Dukungan Cina tersebut mendorong Wikramawardhana mengirim utusan untuk menyerbu kedaton wetan di bawah pimpinan Raden Gajah. Pada saat penyerangan Majapahit yang dipimpin oleh Raden Gajah terjadi insiden politik internasional; utusan cina sebanyak 170 orang tersebut akhirnya ikut terbunuh. Sedangkan Bhre Wirabumi tertangkap kemudian kepalanya dipenggal untuk dipersembahkan kepada Raja Majapahit. Kepala Bhre Wirabumi ini dikebumikan di Desa Lung, dan dicandikan dengan sebutan nama Candi Giri Sapura yang terletak di daerah Trowulan, Mojokerto. Sehingga akibat peristiwa pemenggalan tersebut dalam cerita rakyat dan legenda di masyarakat Banyuwangi saat ini, terciptalah sebuah mitos Menak Jinggo dan Damarwulan.

Berikut beberapa pendapat seputar mitos tersebut. Ditinjau dari sejarah sastra tentang cerita Menak Jinggo dan Damarwulan berdasarkan penelitian serat Damarwulan yang tertua, dibuat pada tahun 1748 pada masa Pakubuwono II, dari Keraton Surakarta pecahan Mataram.

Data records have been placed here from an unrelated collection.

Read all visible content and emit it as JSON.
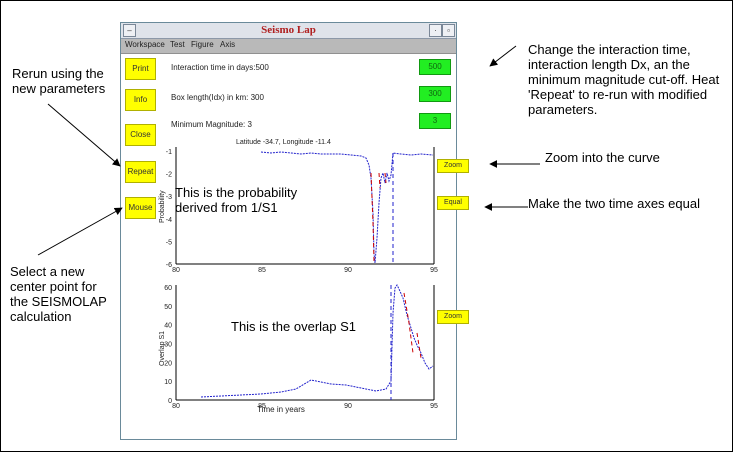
{
  "window": {
    "title": "Seismo Lap",
    "menu": [
      "Workspace",
      "Test",
      "Figure",
      "Axis"
    ]
  },
  "left_buttons": [
    "Print",
    "Info",
    "Close",
    "Repeat",
    "Mouse"
  ],
  "params": [
    {
      "label": "Interaction time in days:500",
      "value": "500"
    },
    {
      "label": "Box length(Idx) in km: 300",
      "value": "300"
    },
    {
      "label": "Minimum Magnitude: 3",
      "value": "3"
    }
  ],
  "top_plot": {
    "header": "Latitude -34.7, Longitude -11.4",
    "ylabel": "Probability",
    "yticks": [
      "-1",
      "-2",
      "-3",
      "-4",
      "-5",
      "-6"
    ],
    "xticks": [
      "80",
      "85",
      "90",
      "95"
    ],
    "overlay_text": "This is the probability derived from 1/S1",
    "zoom_label": "Zoom",
    "equal_label": "Equal"
  },
  "bottom_plot": {
    "ylabel": "Overlap S1",
    "xlabel": "Time in years",
    "yticks": [
      "60",
      "50",
      "40",
      "30",
      "20",
      "10",
      "0"
    ],
    "xticks": [
      "80",
      "85",
      "90",
      "95"
    ],
    "overlay_text": "This is the overlap S1",
    "zoom_label": "Zoom"
  },
  "annotations": {
    "rerun": "Rerun using the new parameters",
    "change": "Change the interaction time, interaction length Dx, an the minimum magnitude cut-off. Heat 'Repeat' to re-run with modified parameters.",
    "zoom": "Zoom into the curve",
    "equal": "Make the two time axes equal",
    "select": "Select a new center point for the SEISMOLAP calculation"
  },
  "colors": {
    "curve": "#2222cc",
    "highlight": "#cc0000",
    "button": "#ffff00",
    "value_box": "#22ee22"
  }
}
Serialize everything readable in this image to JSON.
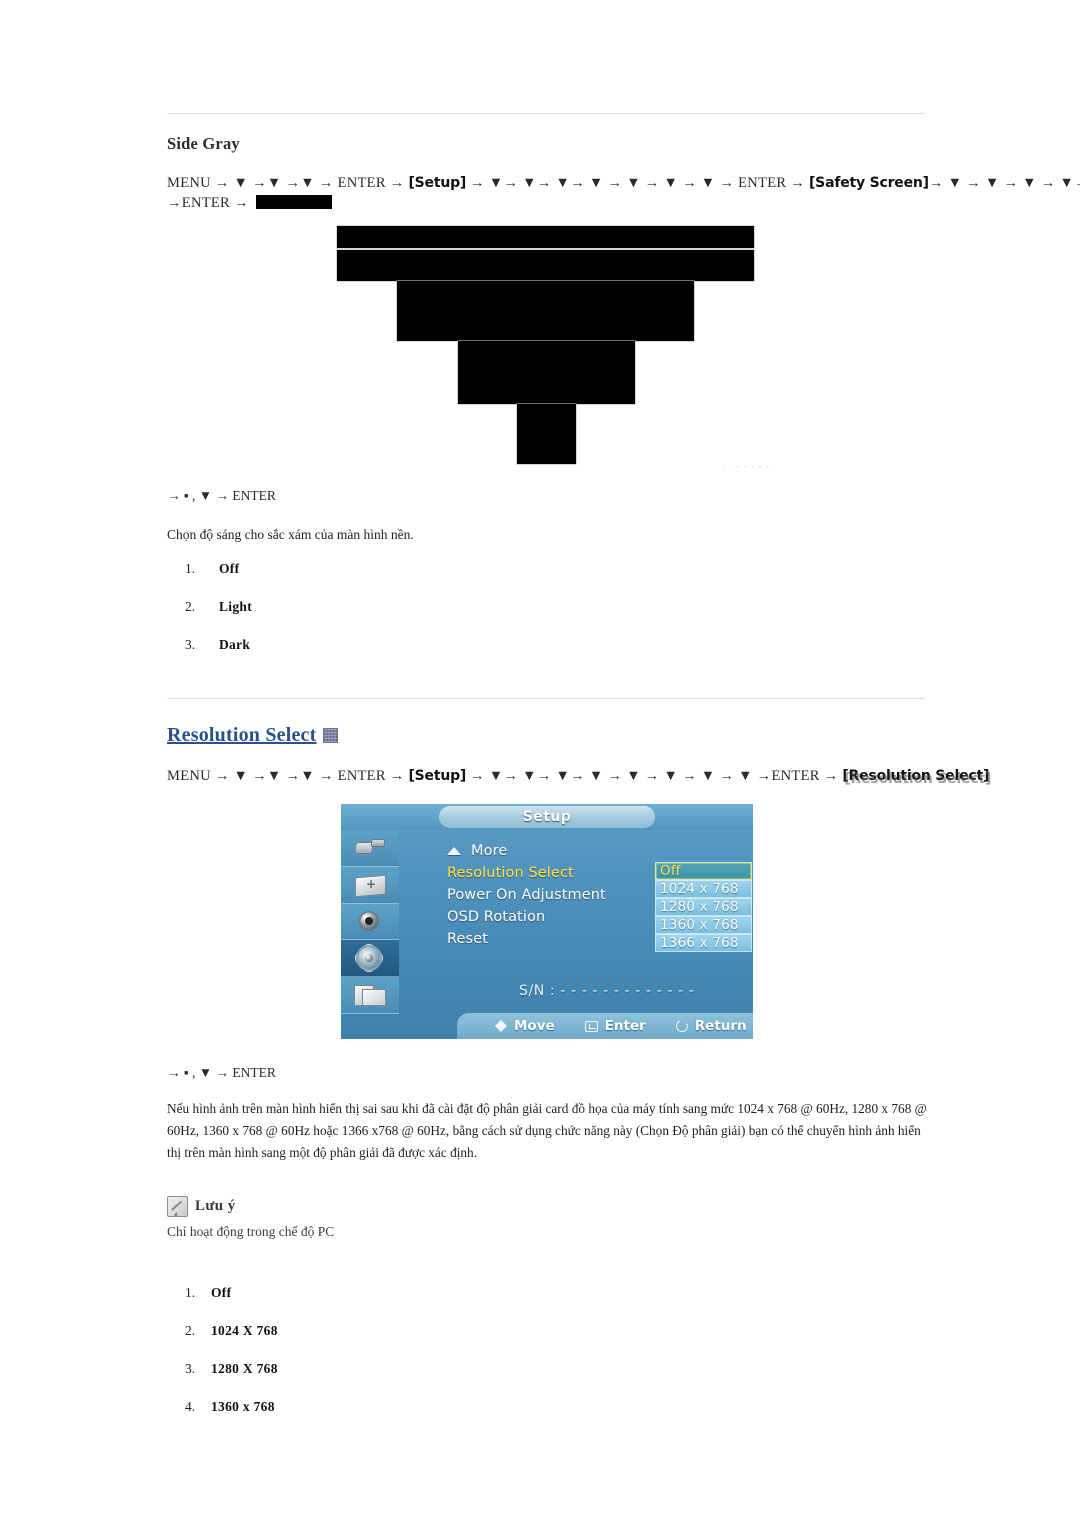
{
  "sections": [
    {
      "id": "side-gray",
      "heading": "Side Gray",
      "path_line1": "MENU → ▼ →▼ →▼ → ENTER → ",
      "path_setup": "[Setup]",
      "path_mid": " → ▼→ ▼→ ▼→ ▼ → ▼ → ▼ → ▼ → ENTER → ",
      "path_safety": "[Safety Screen]",
      "path_tail": "→ ▼ → ▼ → ▼ → ▼→ ▼",
      "path_line2_prefix": "→ENTER → ",
      "enter_line": "→ ▪ , ▼ → ENTER",
      "description": "Chọn độ sáng cho sắc xám của màn hình nền.",
      "options": [
        {
          "num": "1.",
          "label": "Off"
        },
        {
          "num": "2.",
          "label": "Light"
        },
        {
          "num": "3.",
          "label": "Dark"
        }
      ]
    },
    {
      "id": "resolution-select",
      "heading": "Resolution Select",
      "heading_icon": "thumbnail-icon",
      "path_prefix": "MENU → ▼ →▼ →▼ → ENTER → ",
      "path_setup": "[Setup]",
      "path_mid": " → ▼→ ▼→ ▼→ ▼ → ▼ → ▼ → ▼ → ▼ →ENTER → ",
      "path_token": "[Resolution Select]",
      "enter_line": "→ ▪ , ▼ → ENTER",
      "paragraph": "Nếu hình ảnh trên màn hình hiển thị sai sau khi đã cài đặt độ phân giải card đồ họa của máy tính sang mức 1024 x 768 @ 60Hz, 1280 x 768 @ 60Hz, 1360 x 768 @ 60Hz hoặc 1366 x768 @ 60Hz, bằng cách sử dụng chức năng này (Chọn Độ phân giải) bạn có thể chuyển hình ảnh hiển thị trên màn hình sang một độ phân giải đã được xác định.",
      "note": {
        "icon": "note-pencil-icon",
        "title": "Lưu ý",
        "text": "Chỉ hoạt động trong chế độ PC"
      },
      "options": [
        {
          "num": "1.",
          "label": "Off"
        },
        {
          "num": "2.",
          "label": "1024 X 768"
        },
        {
          "num": "3.",
          "label": "1280 X 768"
        },
        {
          "num": "4.",
          "label": "1360 x 768"
        }
      ]
    }
  ],
  "osd": {
    "title": "Setup",
    "sidebar_icons": [
      "input-source-icon",
      "picture-icon",
      "sound-icon",
      "setup-gear-icon",
      "multi-control-icon"
    ],
    "menu": {
      "more_label": "More",
      "rows": [
        {
          "name": "Resolution Select",
          "colon": ":",
          "active": true
        },
        {
          "name": "Power On Adjustment",
          "colon": "",
          "active": false
        },
        {
          "name": "OSD Rotation",
          "colon": ":",
          "active": false
        },
        {
          "name": "Reset",
          "colon": "",
          "active": false
        }
      ]
    },
    "dropdown": {
      "selected": "Off",
      "items": [
        "Off",
        "1024 x 768",
        "1280 x 768",
        "1360 x 768",
        "1366 x 768"
      ]
    },
    "serial": "S/N : - - - - - - - - - - - - -",
    "footer": [
      {
        "icon": "move-updown-icon",
        "label": "Move"
      },
      {
        "icon": "enter-key-icon",
        "label": "Enter"
      },
      {
        "icon": "return-arrow-icon",
        "label": "Return"
      }
    ]
  },
  "broken_image": {
    "faint_caption": "· ·  - - - - -",
    "alt": "missing-image-placeholder"
  },
  "colors": {
    "link": "#2b4f8e",
    "rule": "#dedede",
    "osd_blue": "#4f92bd",
    "osd_highlight": "#ffe14d"
  }
}
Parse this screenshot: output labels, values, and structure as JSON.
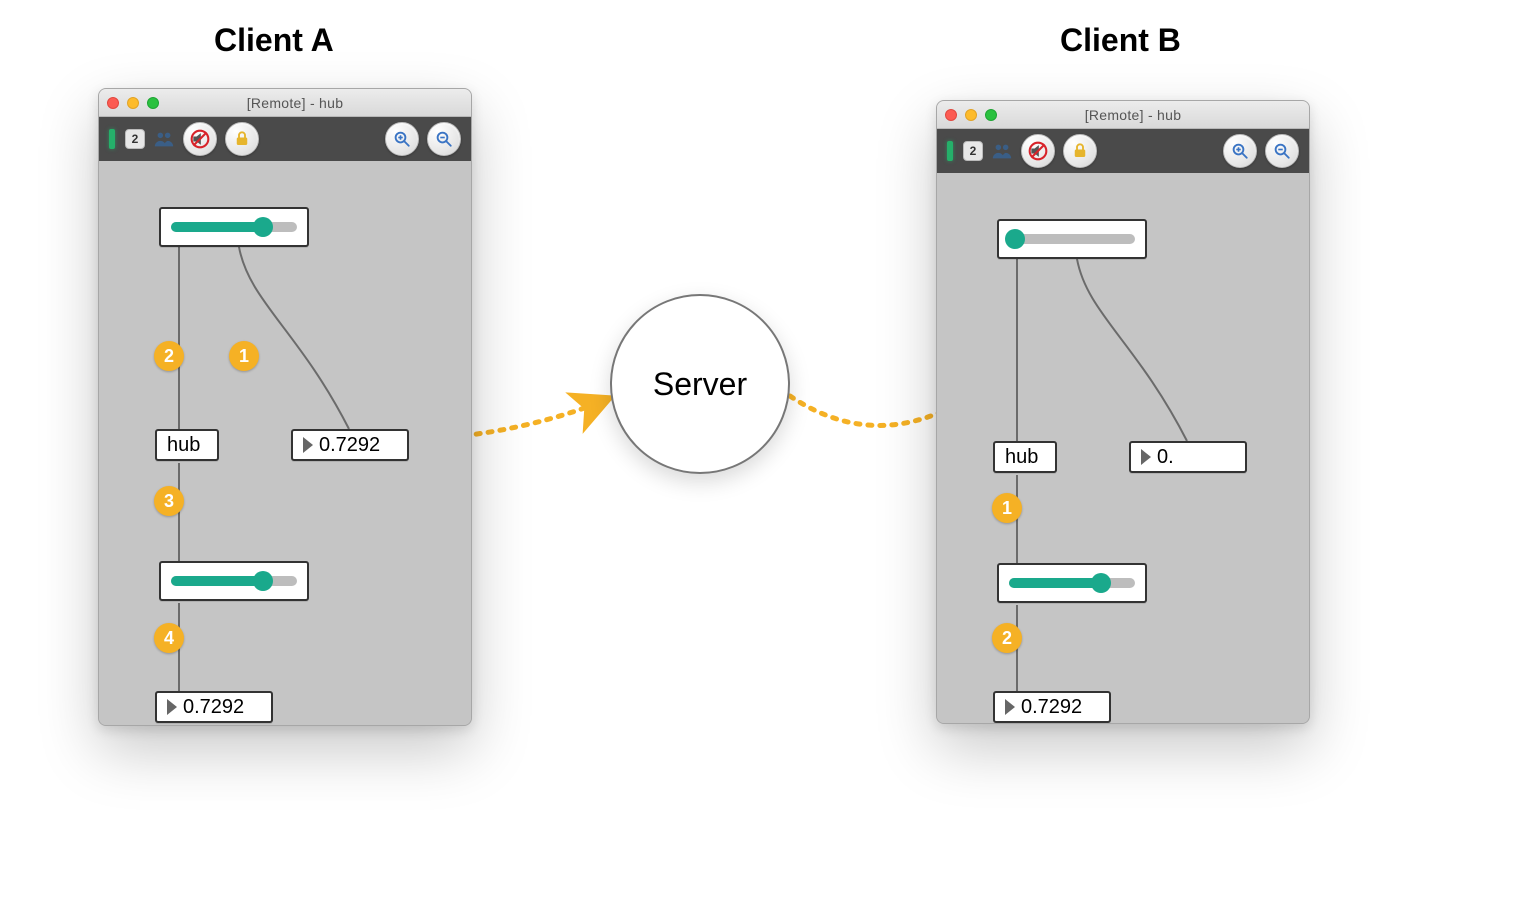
{
  "titles": {
    "clientA": "Client A",
    "clientB": "Client B"
  },
  "server": {
    "label": "Server"
  },
  "windows": {
    "A": {
      "title": "[Remote] - hub",
      "toolbar": {
        "badge": "2"
      },
      "sliderTop": {
        "value": 0.7292
      },
      "sliderBottom": {
        "value": 0.7292
      },
      "numboxInline": "0.7292",
      "hubLabel": "hub",
      "numboxBottom": "0.7292",
      "steps": {
        "s1": "1",
        "s2": "2",
        "s3": "3",
        "s4": "4"
      }
    },
    "B": {
      "title": "[Remote] - hub",
      "toolbar": {
        "badge": "2"
      },
      "sliderTop": {
        "value": 0.05
      },
      "sliderBottom": {
        "value": 0.7292
      },
      "numboxInline": "0.",
      "hubLabel": "hub",
      "numboxBottom": "0.7292",
      "steps": {
        "s1": "1",
        "s2": "2"
      }
    }
  },
  "icons": {
    "close": "close-icon",
    "min": "minimize-icon",
    "max": "maximize-icon",
    "users": "users-icon",
    "mute": "mute-audio-icon",
    "lock": "lock-icon",
    "zoomIn": "zoom-in-icon",
    "zoomOut": "zoom-out-icon"
  },
  "colors": {
    "accent": "#f5b125",
    "teal": "#1aa98c",
    "toolbar": "#4a4a4a",
    "canvas": "#c5c5c5"
  }
}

Menurut Purbo Caroko ahli sejarah dan pilology, yang dimaksud Menak Jinggo adalah bentuk dari gugatan Aria Wiraraja kepada Raden Wijaya.Mitos Menak Jinggo dan Damarwulan.
Minak Jinggo

Menurut CC.Berg seorang Orientalis Belanda, kisah Menak Jinggo identik dengan pemberontakan Sadeng, yang dipimpin oleh Adipati Sadeng, sedangkan yang menumpas pemberontakan sadeng, adalah patih gajah mada dan adityawarman, Pada masa pemerintahan Ratu Tribuanatunggadewi Ibu Hayam Wuruk. Diluar surat perintah menumpas pemberontakan sadeng  ada elit penguasa Majapahit, diluar komando ingin menumpas sendiri pemberontakan sadeng, dia adalah Rakembar, Rakembar ini diidentikan dengan layang setro dan layang kumitir.
Menurut Stutterhim, Damarwulan diidentikan dengan suami Tribuanatunggadewi, yaitu Kerta Wardhana.

Menurut Brandess,  kisah Menak jinggo dan Damarwulan erat kaitannya dengan perang paregreg, Menak jinggo diidentikan dengan Bhre Wirabumi, sedang Damarwulan diidentikan dengan Raden Gajah, karena Raden Gajah tidak ada ikatan perkawinan dengan penguasa Majapahit, bahkan oleh Dewi Suhita, Raden Gajah tidak mendapatkan ganjaran malah dibunuh, karena Dewi Suhita memandang Bhre Wirabumi adalah kakek dari Dewi Suhita.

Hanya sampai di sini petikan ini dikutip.